Curse (1985) Directed by: Paang Leng

Rila is a woman who's now paying for sins in a past life and marriage after marriage leaves someone dead. Can she battle back against the black magician who's hellbent on making her pay?

Thoroughly dreadful and poorly made, you really need to switch to the C-movie sensibilities to get anything out of Curse. If that's possible, there is a good amount of hokey fun to be had, in particular in regards to the poor, even by Hong Kong standards, animated ghost effects (as laughable as it is, the rape sequences involving the animated ghosts are not pleasant). The opening is a frantic piece of work as well, feeling more like a finale and therefore is never topped. Kwan Hoi-San co-stars and was a recurring actor in director Paang Leng's short directorial career. Writer of this mess is Sze Ton On who penned several of the Kwan Tak-Hing Wong Fei Hung movies as well as The Magic Blade and Shaolin Mantis for Shaw Brother's.

Buy the VCD at:
Yesasia.com

Curse Of Evil (1982) Directed by: Kuei Chih-Hung

Straight faced absurdism at 78 minutes from Kuei Chih-Hung (The Killer Snakes, The Bamboo House Of Dolls). A cursed family is dropping like flies at the hands of the curse of the Dragon King and some of the ominous signs include the appearance of The Bloody Frogs. Oh and the big, raping slimey worm monster could be considered a sign too. Working with a short time frame, Kuei lets loose quickly and throughout delivers a tuned balance of spooky and absurdly low budget but effective monster effects.
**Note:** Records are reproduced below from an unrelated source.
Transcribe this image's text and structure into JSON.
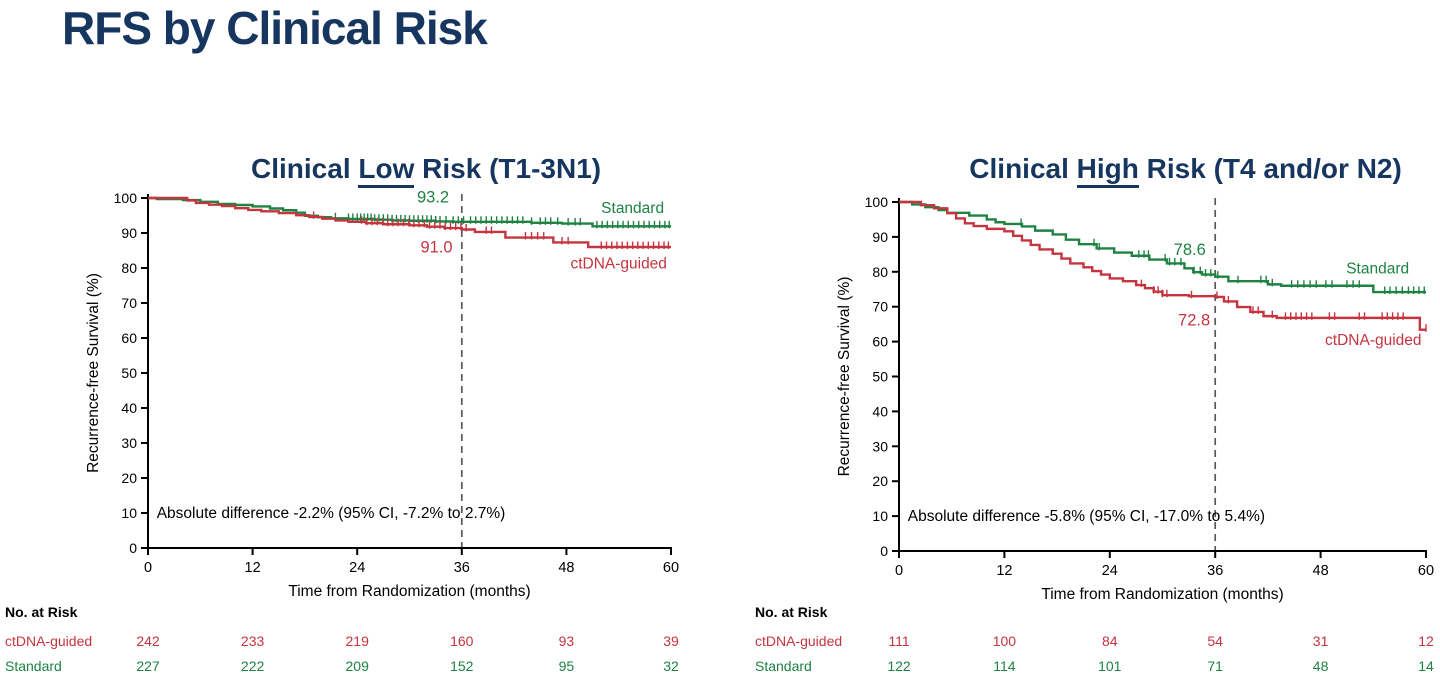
{
  "page": {
    "title": "RFS by Clinical Risk"
  },
  "colors": {
    "navy": "#16365f",
    "green": "#1e8243",
    "red": "#c5343f",
    "black": "#000000",
    "dashed_line": "#595959",
    "background": "#ffffff"
  },
  "chart_data": [
    {
      "type": "line",
      "subtype": "kaplan-meier",
      "title": "Clinical Low Risk (T1-3N1)",
      "title_parts": {
        "pre": "Clinical ",
        "underline": "Low",
        "post": " Risk (T1-3N1)"
      },
      "xlabel": "Time from Randomization (months)",
      "ylabel": "Recurrence-free Survival (%)",
      "xlim": [
        0,
        60
      ],
      "ylim": [
        0,
        100
      ],
      "xticks": [
        0,
        12,
        24,
        36,
        48,
        60
      ],
      "yticks": [
        0,
        10,
        20,
        30,
        40,
        50,
        60,
        70,
        80,
        90,
        100
      ],
      "landmark_line_x": 36,
      "annotation": "Absolute difference -2.2% (95% CI, -7.2% to 2.7%)",
      "legend_position": "on-curve-right",
      "grid": false,
      "series": [
        {
          "name": "Standard",
          "color": "#1e8243",
          "value_at_36": "93.2",
          "value_label_pos": [
            32.7,
            100.2
          ],
          "name_label_pos": [
            55.6,
            97.2
          ],
          "steps": [
            [
              0,
              100
            ],
            [
              1,
              99.7
            ],
            [
              4,
              99.4
            ],
            [
              6,
              98.9
            ],
            [
              8,
              98.3
            ],
            [
              10,
              98
            ],
            [
              12,
              97.6
            ],
            [
              14,
              97
            ],
            [
              15.5,
              96.5
            ],
            [
              17,
              95.8
            ],
            [
              18,
              94.9
            ],
            [
              19.5,
              94.5
            ],
            [
              21,
              94.2
            ],
            [
              23,
              94
            ],
            [
              26,
              93.8
            ],
            [
              28,
              93.6
            ],
            [
              30,
              93.5
            ],
            [
              33,
              93.3
            ],
            [
              35,
              93.2
            ],
            [
              44,
              92.9
            ],
            [
              47.5,
              92.7
            ],
            [
              51,
              91.9
            ],
            [
              60,
              91.9
            ]
          ],
          "censor_times": [
            21.5,
            23,
            23.5,
            24,
            24.4,
            24.8,
            25.2,
            25.6,
            26,
            26.5,
            27,
            27.5,
            28,
            28.5,
            29,
            29.5,
            30,
            30.5,
            31,
            31.5,
            32,
            32.5,
            33,
            33.5,
            34.2,
            35,
            35.6,
            36.2,
            37,
            37.6,
            38.2,
            38.8,
            39.4,
            40,
            40.6,
            41.2,
            41.8,
            42.4,
            43,
            44,
            45,
            45.6,
            46.2,
            47,
            48.2,
            49,
            49.6,
            51.5,
            52.1,
            52.7,
            53.3,
            53.9,
            54.5,
            55.1,
            55.7,
            56.3,
            56.9,
            57.5,
            58.1,
            58.7,
            59.3,
            59.8
          ]
        },
        {
          "name": "ctDNA-guided",
          "color": "#c5343f",
          "value_at_36": "91.0",
          "value_label_pos": [
            33.1,
            85.8
          ],
          "name_label_pos": [
            54,
            81.3
          ],
          "steps": [
            [
              0,
              100
            ],
            [
              4.5,
              99.3
            ],
            [
              5.5,
              98.6
            ],
            [
              7,
              98.1
            ],
            [
              8.5,
              97.7
            ],
            [
              10,
              97.1
            ],
            [
              11.5,
              96.6
            ],
            [
              13,
              96.2
            ],
            [
              15,
              95.7
            ],
            [
              17,
              95.1
            ],
            [
              18.5,
              94.6
            ],
            [
              20,
              94.1
            ],
            [
              21.5,
              93.6
            ],
            [
              23,
              93.2
            ],
            [
              25,
              92.8
            ],
            [
              27,
              92.5
            ],
            [
              30,
              92.2
            ],
            [
              32,
              91.8
            ],
            [
              34,
              91.4
            ],
            [
              36,
              91
            ],
            [
              37.5,
              90.3
            ],
            [
              41,
              88.7
            ],
            [
              46.5,
              87.3
            ],
            [
              50.5,
              86
            ],
            [
              60,
              86
            ]
          ],
          "censor_times": [
            19,
            24.5,
            25.1,
            25.7,
            26.3,
            26.9,
            27.5,
            28.1,
            28.7,
            29.3,
            29.9,
            30.5,
            31.1,
            31.7,
            32.3,
            32.9,
            33.5,
            34.1,
            34.7,
            35.3,
            35.9,
            36.5,
            38.8,
            39.4,
            43.3,
            44,
            44.7,
            45.4,
            47.5,
            48.2,
            52,
            52.6,
            53.2,
            53.8,
            54.4,
            55,
            55.6,
            56.2,
            56.8,
            57.4,
            58,
            58.6,
            59.2,
            59.7
          ]
        }
      ],
      "no_at_risk": {
        "header": "No. at Risk",
        "rows": [
          {
            "label": "ctDNA-guided",
            "color": "#c5343f",
            "counts": [
              "242",
              "233",
              "219",
              "160",
              "93",
              "39"
            ]
          },
          {
            "label": "Standard",
            "color": "#1e8243",
            "counts": [
              "227",
              "222",
              "209",
              "152",
              "95",
              "32"
            ]
          }
        ]
      }
    },
    {
      "type": "line",
      "subtype": "kaplan-meier",
      "title": "Clinical High Risk (T4 and/or N2)",
      "title_parts": {
        "pre": "Clinical ",
        "underline": "High",
        "post": " Risk (T4 and/or N2)"
      },
      "xlabel": "Time from Randomization (months)",
      "ylabel": "Recurrence-free Survival (%)",
      "xlim": [
        0,
        60
      ],
      "ylim": [
        0,
        100
      ],
      "xticks": [
        0,
        12,
        24,
        36,
        48,
        60
      ],
      "yticks": [
        0,
        10,
        20,
        30,
        40,
        50,
        60,
        70,
        80,
        90,
        100
      ],
      "landmark_line_x": 36,
      "annotation": "Absolute difference -5.8% (95% CI, -17.0% to 5.4%)",
      "legend_position": "on-curve-right",
      "grid": false,
      "series": [
        {
          "name": "Standard",
          "color": "#1e8243",
          "value_at_36": "78.6",
          "value_label_pos": [
            33.1,
            86.3
          ],
          "name_label_pos": [
            54.5,
            81
          ],
          "steps": [
            [
              0,
              100
            ],
            [
              1.5,
              99.3
            ],
            [
              3,
              98.5
            ],
            [
              4.5,
              97.7
            ],
            [
              5.5,
              96.9
            ],
            [
              8,
              96.1
            ],
            [
              10,
              95
            ],
            [
              11,
              94.2
            ],
            [
              12,
              93.7
            ],
            [
              14,
              93
            ],
            [
              15.5,
              91.8
            ],
            [
              17.5,
              90.7
            ],
            [
              19,
              89.2
            ],
            [
              20.5,
              87.9
            ],
            [
              22.5,
              86.7
            ],
            [
              24.5,
              85.5
            ],
            [
              26.5,
              84.6
            ],
            [
              28.5,
              83.5
            ],
            [
              30.5,
              82.4
            ],
            [
              32.5,
              81
            ],
            [
              33.5,
              79.9
            ],
            [
              34.5,
              79.2
            ],
            [
              36,
              78.6
            ],
            [
              37.5,
              77.3
            ],
            [
              42,
              76.4
            ],
            [
              43.5,
              76
            ],
            [
              54,
              74.2
            ],
            [
              60,
              74.2
            ]
          ],
          "censor_times": [
            13.9,
            22.2,
            22.8,
            27.3,
            27.9,
            28.4,
            30.3,
            30.8,
            31.4,
            32.1,
            33.6,
            34.3,
            34.9,
            35.5,
            36.3,
            38.6,
            41.2,
            41.8,
            42.5,
            44.7,
            45.4,
            46.1,
            46.8,
            47.5,
            48.6,
            49.3,
            51,
            51.7,
            52.4,
            55.3,
            55.9,
            56.6,
            57.3,
            58,
            58.6,
            59.2,
            59.8
          ]
        },
        {
          "name": "ctDNA-guided",
          "color": "#c5343f",
          "value_at_36": "72.8",
          "value_label_pos": [
            33.6,
            66
          ],
          "name_label_pos": [
            54,
            60.5
          ],
          "steps": [
            [
              0,
              100
            ],
            [
              2.5,
              99.1
            ],
            [
              4,
              98.2
            ],
            [
              5.5,
              96.8
            ],
            [
              6.5,
              95.3
            ],
            [
              7.5,
              93.9
            ],
            [
              8.5,
              93.1
            ],
            [
              10,
              92.3
            ],
            [
              12,
              91.6
            ],
            [
              13,
              90.3
            ],
            [
              14,
              89
            ],
            [
              15,
              87.7
            ],
            [
              16,
              86.4
            ],
            [
              17.5,
              85.2
            ],
            [
              18.5,
              83.8
            ],
            [
              19.5,
              82.4
            ],
            [
              21,
              81.3
            ],
            [
              22,
              80.2
            ],
            [
              23,
              79.2
            ],
            [
              24,
              78.1
            ],
            [
              25.5,
              77.3
            ],
            [
              27,
              76.2
            ],
            [
              28,
              75.3
            ],
            [
              29,
              74.3
            ],
            [
              30,
              73.3
            ],
            [
              33,
              73
            ],
            [
              36,
              72.8
            ],
            [
              37,
              71.5
            ],
            [
              38.5,
              69.9
            ],
            [
              40,
              68.5
            ],
            [
              41.5,
              67.3
            ],
            [
              43,
              66.8
            ],
            [
              59,
              66.8
            ],
            [
              59.3,
              63.4
            ],
            [
              60,
              63.4
            ]
          ],
          "censor_times": [
            27.6,
            29,
            29.5,
            30,
            30.5,
            33.3,
            36.2,
            37.5,
            40.3,
            40.9,
            42.5,
            44,
            44.6,
            45.2,
            45.8,
            46.4,
            47,
            49,
            49.6,
            52.4,
            53,
            55,
            55.6,
            56.2,
            56.8,
            57.4,
            60
          ]
        }
      ],
      "no_at_risk": {
        "header": "No. at Risk",
        "rows": [
          {
            "label": "ctDNA-guided",
            "color": "#c5343f",
            "counts": [
              "111",
              "100",
              "84",
              "54",
              "31",
              "12"
            ]
          },
          {
            "label": "Standard",
            "color": "#1e8243",
            "counts": [
              "122",
              "114",
              "101",
              "71",
              "48",
              "14"
            ]
          }
        ]
      }
    }
  ]
}
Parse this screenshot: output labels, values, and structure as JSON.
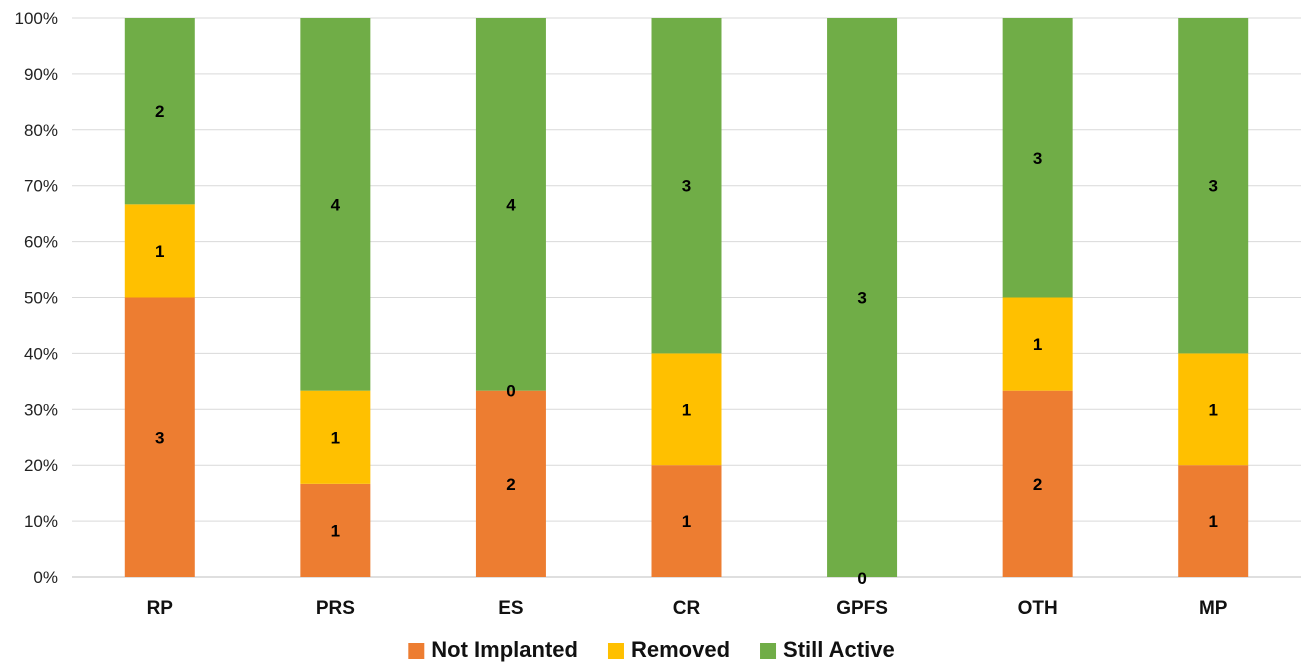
{
  "chart_data": {
    "type": "bar",
    "stacked": true,
    "normalized": true,
    "title": "",
    "xlabel": "",
    "ylabel": "",
    "ylim": [
      0,
      100
    ],
    "y_ticks": [
      "0%",
      "10%",
      "20%",
      "30%",
      "40%",
      "50%",
      "60%",
      "70%",
      "80%",
      "90%",
      "100%"
    ],
    "grid": true,
    "legend_position": "bottom",
    "categories": [
      "RP",
      "PRS",
      "ES",
      "CR",
      "GPFS",
      "OTH",
      "MP"
    ],
    "series": [
      {
        "name": "Not Implanted",
        "color": "#ED7D31",
        "values": [
          3,
          1,
          2,
          1,
          0,
          2,
          1
        ]
      },
      {
        "name": "Removed",
        "color": "#FFC000",
        "values": [
          1,
          1,
          0,
          1,
          0,
          1,
          1
        ]
      },
      {
        "name": "Still Active",
        "color": "#70AD47",
        "values": [
          2,
          4,
          4,
          3,
          3,
          3,
          3
        ]
      }
    ],
    "data_labels": [
      [
        "3",
        "1",
        "2",
        "1",
        "0",
        "2",
        "1"
      ],
      [
        "1",
        "1",
        "0",
        "1",
        "",
        "1",
        "1"
      ],
      [
        "2",
        "4",
        "4",
        "3",
        "3",
        "3",
        "3"
      ]
    ]
  }
}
The Cyprus Tigers (1990) Directed by: Phillip Ko & Luk Chuen

Phillip Ko & Luk Chuen decides via cheap means to make the Cyprus atmosphere that is automatically sunny rub off on the tone of the flick therefore. What this means is Hong Kong cops Simon Yam and Conan Lee acting up a clownish storm for 80 minutes + a subsequent 10 is devoted to action, if that. The latter lead grates especially (and comes with the awful name of Climax) as he goes after girls whenever he can, among other places on the nude beach where he's equipped with binoculars. Ending up in a gay porn video along with Yam's character probably doesn't help. A typical counterfeit plot is hatched to actually inject danger into the film but there's rarely any effect when doing anything in The Cyprus Tigers. Family drama comes via a crudely inserted Hong Kong segment where Joey Wong pops up but the minor action elements springs the flick to life a bit. In mentioned Hong Kong part of the film, Joey Wong is thrown between car hoods extensively and the fighting/gunplay finale offers up some fast paced intensity. Watch out for the black bodyguard of Phillip Ko's acting like an ape in a very dumb, politically incorrect and shamelessly amusing bit. Robin Shou also appears.